In the past, I have written about both companies, and there is little doubt of the acquired entity's asset quality, but this article will discuss factors beyond the asset quality to assess the potential stock direction for Ensco in the medium to long term.

Deal overview and positives

In an all-stock transaction, Ensco will be acquiring Atwood Oceanics with 1.6 newly issued Ensco shares per Atwood Oceanics share. This represents a premium of approximately 33% to Atwood’s closing price on May 26. Post acquisition completion, Ensco shareholders will own 69% in the company with 31% with Atwood shareholders.

From a shareholder value perspective, the acquisition is likely to translate to $65 million in pretax annual expense synergies. On acquisition completion, the combined entity will have 26 floaters and 342 jack-ups.

In terms of positives, the first point to note is that Atwood Oceanics has a young and quality fleet and the acquisition adds to a high quality portfolio for Ensco. The acquisition will ensure that Ensco has the second-largest floater fleet with a large UDW presence.

Further, the acquisition increases the global footprint for Ensco and also widens the quality customer base. I mention this point specifically as there is minimal customer overlap and for Atwood Oceanics, 75% of the customers are investment grade.

From a balance sheet and liquidity perspective, the combined entity will have $3.9 billion in cash and available liquidity and $3.7 billion in contracted backlog. Further, net debt to capitalization ratio of 29% ensures high financial flexibility.

The combined entity will also have debt maturity only on and after 2019, and this ensures no immediate debt refinancing pressure. Overall the balance sheet is likely to remain strong for the combined entity with enough resources to navigate challenging industry conditions.

Key concerns

When considering the combined entity asset quality and a long-term outlook, the acquisition makes sense, but my key concern is the pace of recovery for the offshore industry.

Oil prices have stabilized around $45 to $50 per barrel, but for the offshore industry to deliver good numbers and high rig utilization, oil should be at least in the $60 to $70 per barrel range. With that unlikely to happen anytime soon, I see this as the biggest challenge.

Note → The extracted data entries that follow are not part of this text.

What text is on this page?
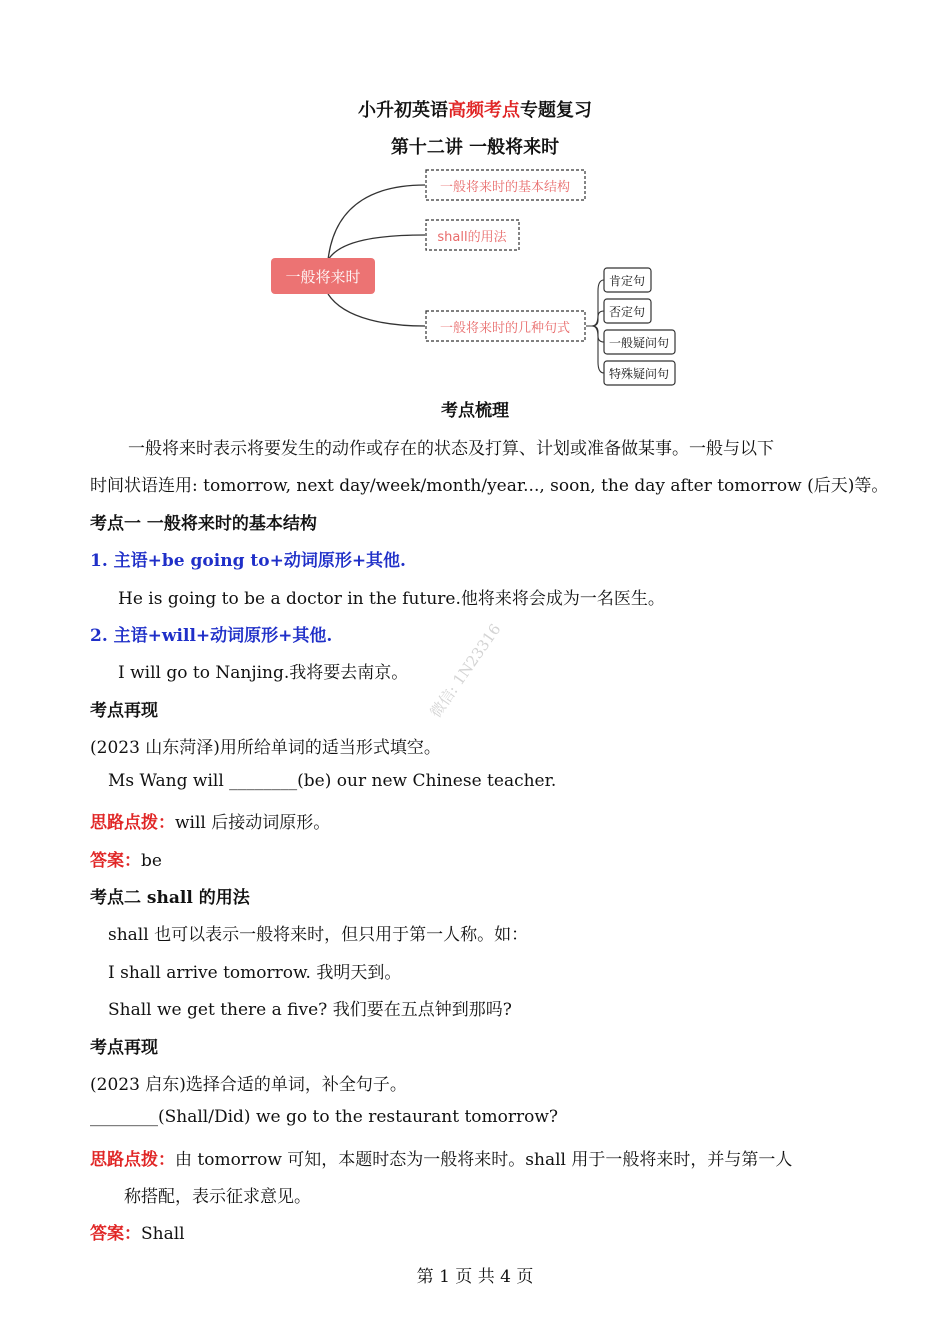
小升初英语高频考点专题复习
第十二讲 一般将来时
一般将来时
一般将来时的基本结构
shall的用法
一般将来时的几种句式
肯定句
否定句
一般疑问句
特殊疑问句
考点梳理
一般将来时表示将要发生的动作或存在的状态及打算、计划或准备做某事。一般与以下
时间状语连用: tomorrow, next day/week/month/year..., soon, the day after tomorrow (后天)等。
考点一 一般将来时的基本结构
1. 主语+be going to+动词原形+其他.
He is going to be a doctor in the future.他将来将会成为一名医生。
2. 主语+will+动词原形+其他.
I will go to Nanjing.我将要去南京。
考点再现
(2023 山东菏泽)用所给单词的适当形式填空。
Ms Wang will ________(be) our new Chinese teacher.
思路点拨：will 后接动词原形。
答案：be
考点二 shall 的用法
shall 也可以表示一般将来时，但只用于第一人称。如：
I shall arrive tomorrow. 我明天到。
Shall we get there a five? 我们要在五点钟到那吗?
考点再现
(2023 启东)选择合适的单词，补全句子。
________(Shall/Did) we go to the restaurant tomorrow?
思路点拨：由 tomorrow 可知，本题时态为一般将来时。shall 用于一般将来时，并与第一人
称搭配，表示征求意见。
答案：Shall
微信: 1N23316
第 1 页 共 4 页
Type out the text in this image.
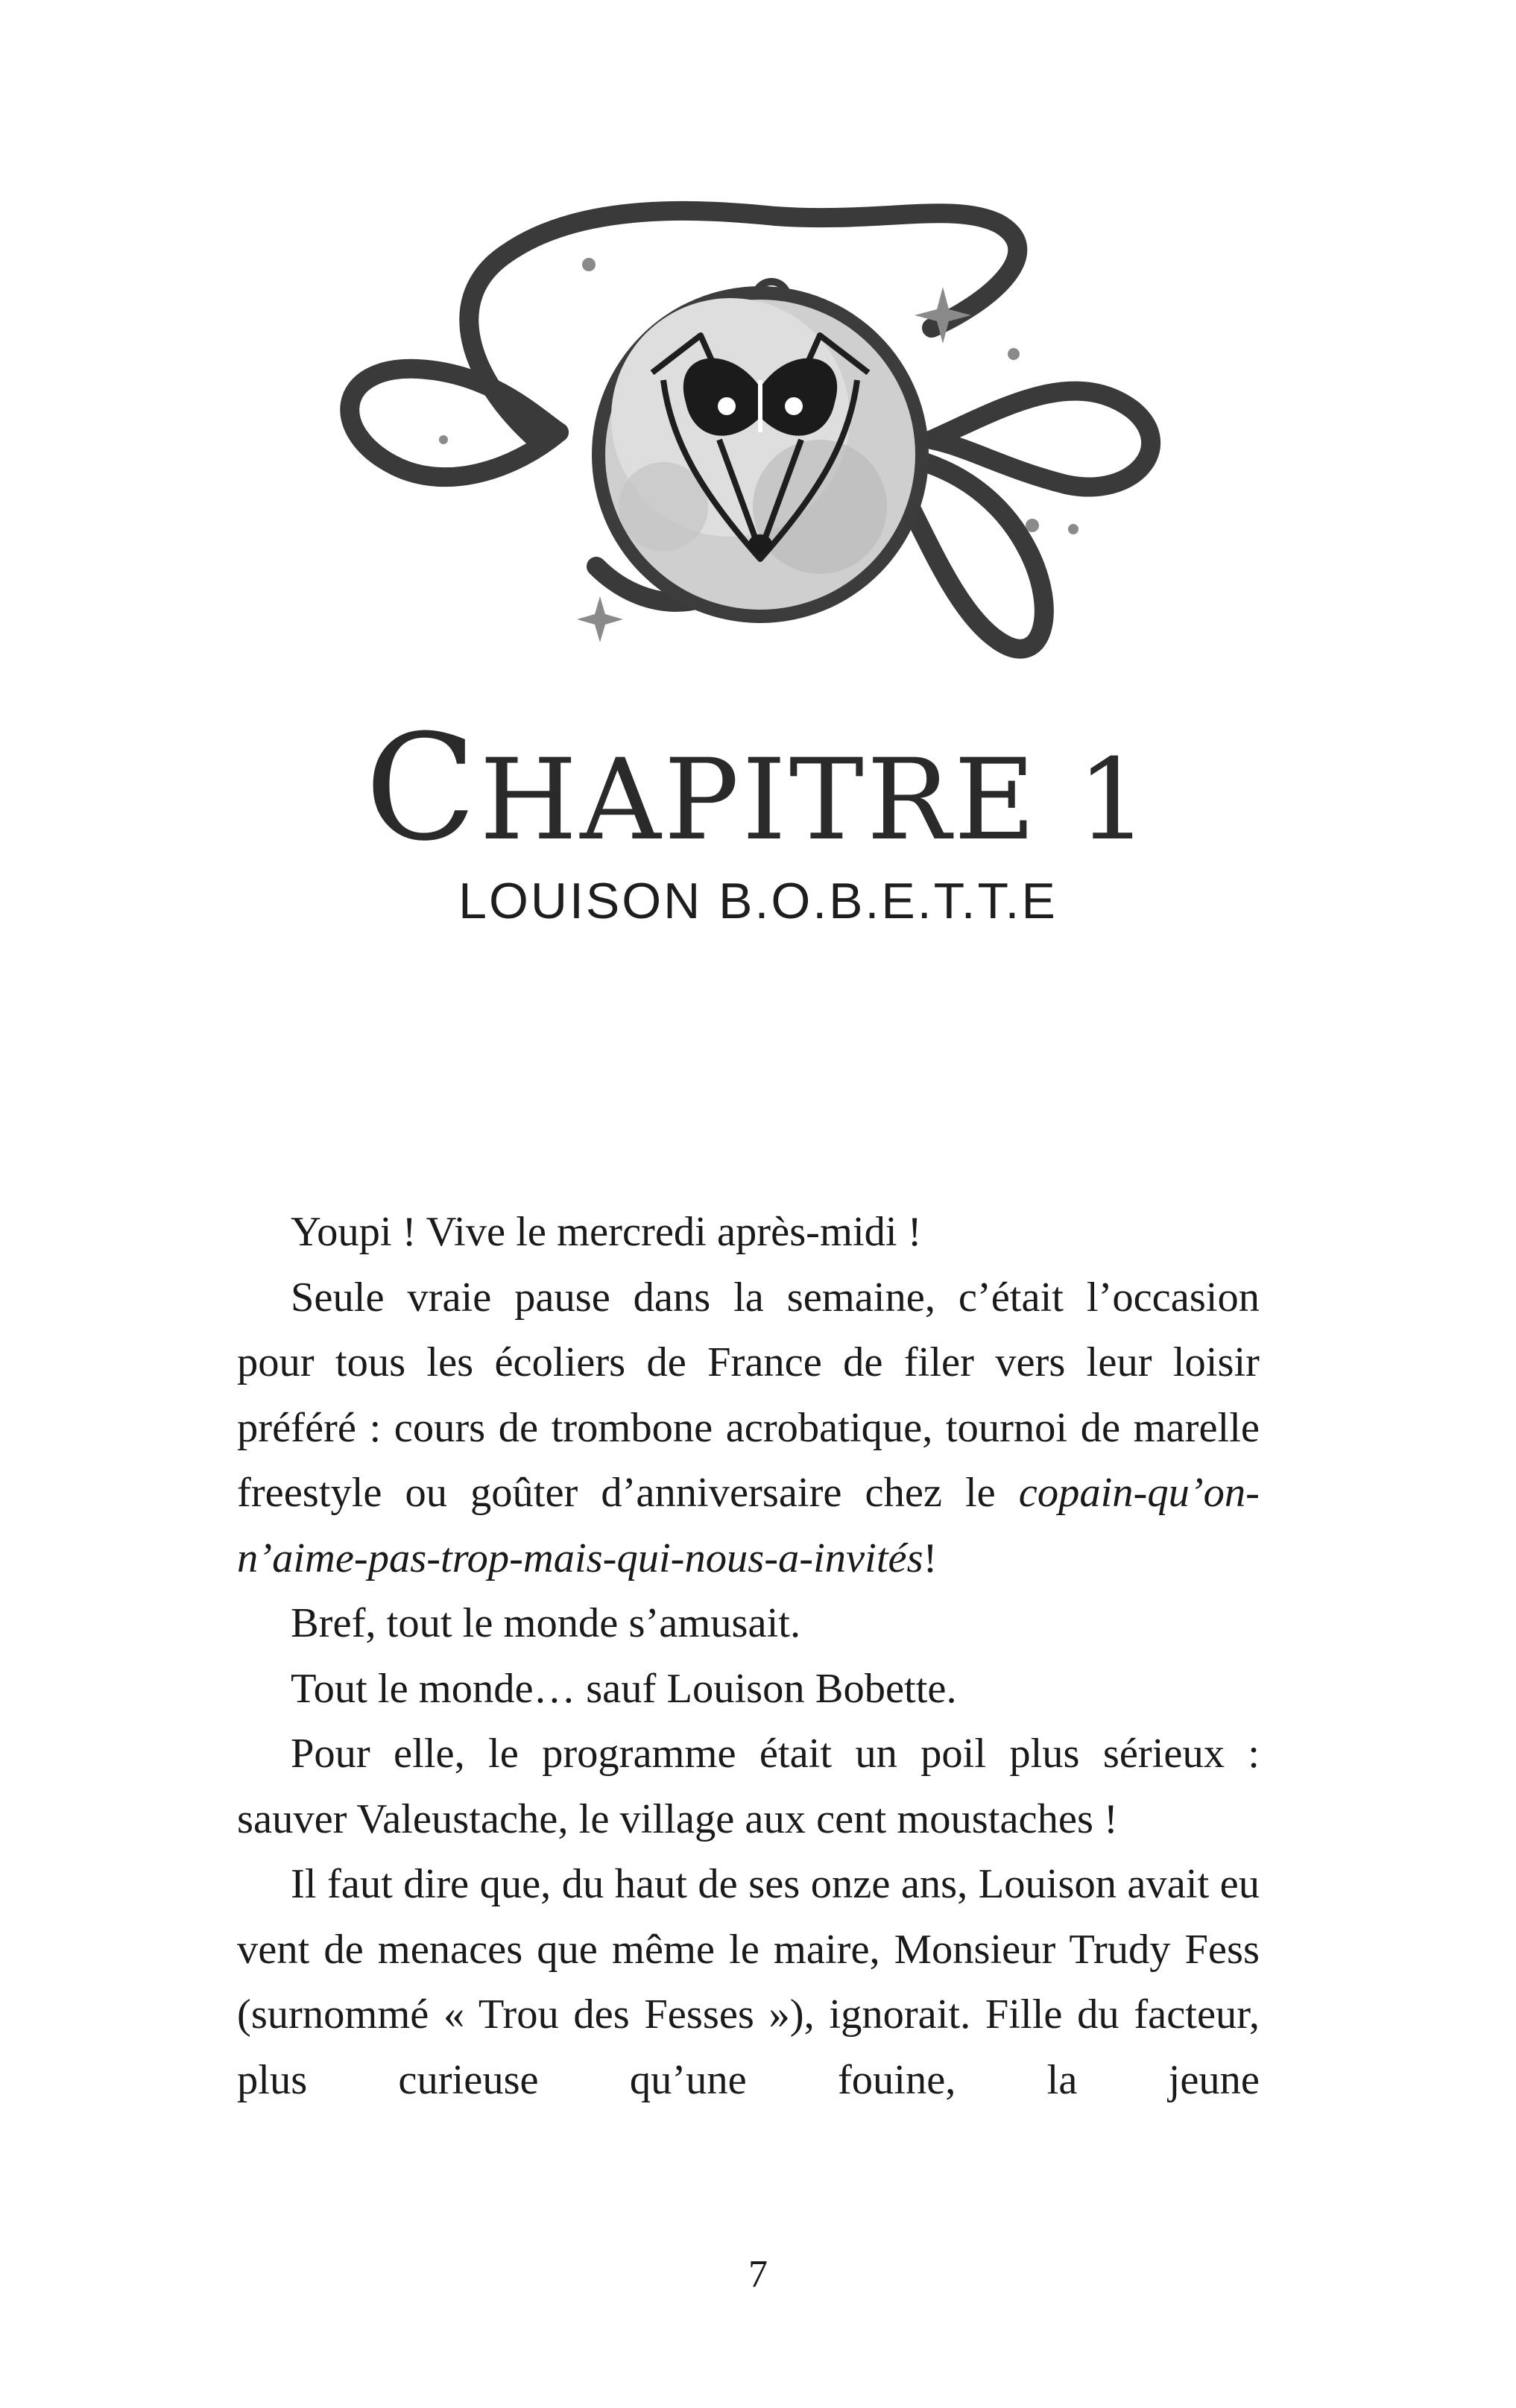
CHAPITRE 1
LOUISON B.O.B.E.T.T.E

Youpi ! Vive le mercredi après-midi !

Seule vraie pause dans la semaine, c’était l’occasion pour tous les écoliers de France de filer vers leur loisir préféré : cours de trombone acrobatique, tournoi de marelle freestyle ou goûter d’anniversaire chez le copain-qu’on-n’aime-pas-trop-mais-qui-nous-a-invités!

Bref, tout le monde s’amusait.

Tout le monde… sauf Louison Bobette.

Pour elle, le programme était un poil plus sérieux : sauver Valeustache, le village aux cent moustaches !

Il faut dire que, du haut de ses onze ans, Louison avait eu vent de menaces que même le maire, Monsieur Trudy Fess (surnommé « Trou des Fesses »), ignorait. Fille du facteur, plus curieuse qu’une fouine, la jeune

7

It is worth mentioning here that as of the May fleet status report, Atwood Oceanics had several idle rigs. The company also has four rigs that will be going off-contract before December. If industry conditions fail to recover, one or more of the rigs will be idle and that will impact the combined entity.

The acquisition makes sense from an asset quality perspective, but considering the industry's health, it is unlikely that high-quality assets will deliver strong returns in the next 12 to 18 months. In the medium term, I see the stock reaction being negative.

Conclusion

The offshore industry is going through one of the most challenging times; even if rigs are contracted, day rates will remain depressed and even advanced rigs will deliver a low rate of return.

In the next 12 to 18 months, EBITDA margin is likely to remain suppressed along with potential cash flows. While Ensco has expanded its fleet, I see the stock reacting positively only after there is significant change in the fleet utilization.

Disclosure: No positions in the stocks discussed.